Small But Mighty: the Cerebellum

  • 05/14/2024 New

Small but mighty – this is probably the most apt description of the cerebellum. Despite weighing just 150 grams and sitting inconspicuously at the back of the human head, it has a very prominent function. It contains 80 per cent of the nerve cells and is not only responsible for motor skills and partly for cognition, but is also involved in processing emotions.

 Of particular interest to Prof Dr Melanie Mark from the Ruhr University Bochum and ELH-PI Prof Dr Dagmar Timmann from the University of Duisburg-Essen - both from the Collaborative Research Centre 1280 - is how the cerebellum contributes to learning, but also to the extinction of conditioned fear reactions. To this end, the two scientists are providing experimental evidence for this in both humans and mice.

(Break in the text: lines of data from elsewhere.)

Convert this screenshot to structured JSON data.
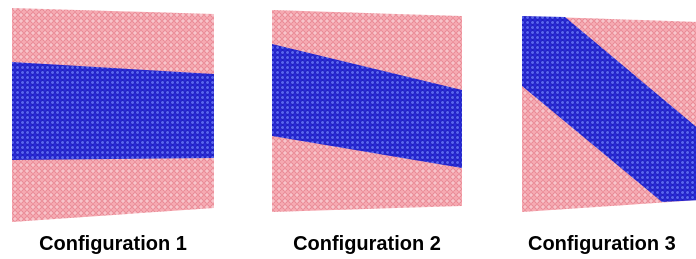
{
  "panels": [
    {
      "label": "Configuration 1"
    },
    {
      "label": "Configuration 2"
    },
    {
      "label": "Configuration 3"
    }
  ]
}
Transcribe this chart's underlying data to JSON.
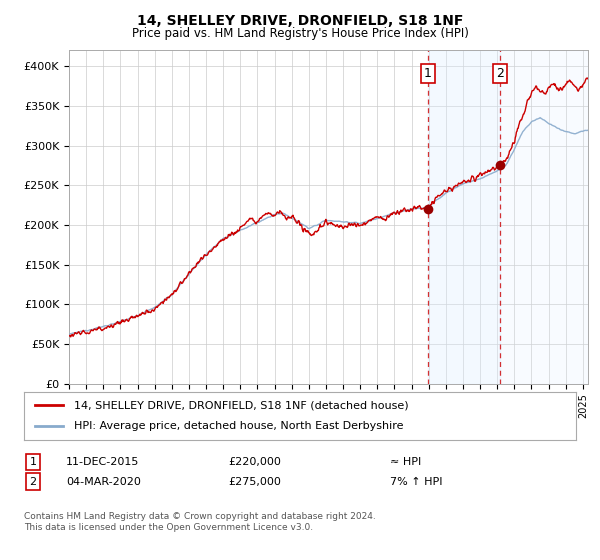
{
  "title": "14, SHELLEY DRIVE, DRONFIELD, S18 1NF",
  "subtitle": "Price paid vs. HM Land Registry's House Price Index (HPI)",
  "ylabel_ticks": [
    "£0",
    "£50K",
    "£100K",
    "£150K",
    "£200K",
    "£250K",
    "£300K",
    "£350K",
    "£400K"
  ],
  "ytick_values": [
    0,
    50000,
    100000,
    150000,
    200000,
    250000,
    300000,
    350000,
    400000
  ],
  "ylim": [
    0,
    420000
  ],
  "xlim_start": 1995.0,
  "xlim_end": 2025.3,
  "transaction1": {
    "date_num": 2015.95,
    "price": 220000,
    "label": "1"
  },
  "transaction2": {
    "date_num": 2020.17,
    "price": 275000,
    "label": "2"
  },
  "legend_line1": "14, SHELLEY DRIVE, DRONFIELD, S18 1NF (detached house)",
  "legend_line2": "HPI: Average price, detached house, North East Derbyshire",
  "ann1_num": "1",
  "ann1_date": "11-DEC-2015",
  "ann1_price": "£220,000",
  "ann1_rel": "≈ HPI",
  "ann2_num": "2",
  "ann2_date": "04-MAR-2020",
  "ann2_price": "£275,000",
  "ann2_rel": "7% ↑ HPI",
  "footer": "Contains HM Land Registry data © Crown copyright and database right 2024.\nThis data is licensed under the Open Government Licence v3.0.",
  "line_color_red": "#cc0000",
  "line_color_blue": "#88aacc",
  "shade_color": "#ddeeff",
  "bg_color": "#ffffff",
  "grid_color": "#cccccc"
}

 While Prof Mark is conducting research on mice, Prof Timmann's research group frequently uses the 7 Tesla MRI at the ELH to study the human  cerebellum. Over the course of several days, test subjects are conditioned with small electric shocks to react to certain signals with fear, and then to unlearn them again during the following days. With the help of functional MRI (fMRI), it is possible to visualize the extent to which the cerebellum is active during these moments. Prof Timmann has been able to show that the cerebellum plays an important role in the learning and unlearning of fear.

 Another interesting result is this: in cerebellar diseases such as ataxia, for example, test subjects took slightly longer to fear conditioning, but were not as impaired as initially expected. The scientists now suspect that other parts of the brain might step in when the cerebellum is impaired:

 "This is desirable from an evolutionary perspective. If one region fails, the entire neuronal circuit does not immediately collapse. That doesn't mean that the cerebellum is not involved," explain Mark and Timmann.